Dive Brief:
- 3G Capital Partners LP and Berkshire Hathaway Inc.'s H.J. Heinz Co. has signed a merger agreement with Kraft Food Groups, Inc. to create The Kraft Heinz Co., a deal that The Wall Street Journal reported last night could be worth more than $40 billion.
- Kraft shareholders will have a 49% stake in the merged company, Heinz shareholders at a 51% stake. The Wall Street Journal reports Kraft shares ticked up 32% Wednesday to $80.84 in morning trading.
- The merger would result in North America's third-largest food and beverage company and the fifth-largest food and beverage company in the world.
Dive Insight:
Creating innovative products to keep up with consumer preferences isn't the only strategy processed foods companies have to remain competitive in today's market, and the results of this merger could be the latest example. The Wall Street Journal notes 3G is "an acquisitive Brazilian firm known for buying consumer companies it considers bloated and aggressively slashing costs," and the firm was hungry for a new deal after raising $5 billion to start one. Heinz is a perfect example, as it has become lighter and leaner since 3G acquired it in June 2013, including decreasing its number of plants. If 3G sticks with its modus operandi, Kraft could see some major changes in terms of costs and internal spending to improve their bottom line.

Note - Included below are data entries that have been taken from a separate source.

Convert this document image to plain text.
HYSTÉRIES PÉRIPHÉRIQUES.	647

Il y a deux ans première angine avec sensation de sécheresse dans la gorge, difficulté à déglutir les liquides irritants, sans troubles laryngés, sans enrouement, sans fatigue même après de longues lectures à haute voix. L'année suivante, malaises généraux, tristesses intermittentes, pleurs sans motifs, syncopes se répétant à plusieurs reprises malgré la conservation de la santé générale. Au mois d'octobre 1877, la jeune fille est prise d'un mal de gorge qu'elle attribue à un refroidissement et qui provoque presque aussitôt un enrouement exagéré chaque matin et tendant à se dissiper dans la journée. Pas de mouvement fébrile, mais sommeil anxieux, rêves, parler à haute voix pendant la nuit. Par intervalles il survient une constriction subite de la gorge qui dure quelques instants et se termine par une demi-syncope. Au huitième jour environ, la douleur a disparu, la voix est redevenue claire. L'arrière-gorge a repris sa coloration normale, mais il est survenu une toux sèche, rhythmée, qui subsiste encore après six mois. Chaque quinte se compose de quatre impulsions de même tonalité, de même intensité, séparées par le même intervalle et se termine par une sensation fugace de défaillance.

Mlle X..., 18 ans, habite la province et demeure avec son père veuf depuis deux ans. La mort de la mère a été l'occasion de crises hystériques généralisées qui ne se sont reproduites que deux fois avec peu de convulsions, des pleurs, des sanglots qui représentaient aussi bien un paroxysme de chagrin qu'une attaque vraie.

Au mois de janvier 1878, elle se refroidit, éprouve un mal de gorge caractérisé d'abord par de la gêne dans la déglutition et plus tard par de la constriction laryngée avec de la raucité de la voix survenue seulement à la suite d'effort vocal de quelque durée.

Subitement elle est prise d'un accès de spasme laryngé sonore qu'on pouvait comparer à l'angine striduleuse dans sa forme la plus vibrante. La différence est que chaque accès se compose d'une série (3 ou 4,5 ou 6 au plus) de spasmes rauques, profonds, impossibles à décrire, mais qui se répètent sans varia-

These two companies wouldn't be anywhere near the only processed companies pursuing cost-cutting measures as of late either. In terms of plant closures alone, last week Kellogg announced it would close an undisclosed cereal plant, preceded by Post Holding Inc.'s announcement to close a PowerBar plant in Boise, ID, as well as Coca-Cola Hellenic Bottling Co. AG and PepsiCo Inc.'s decision to close one Russian plant each — and that's just this month.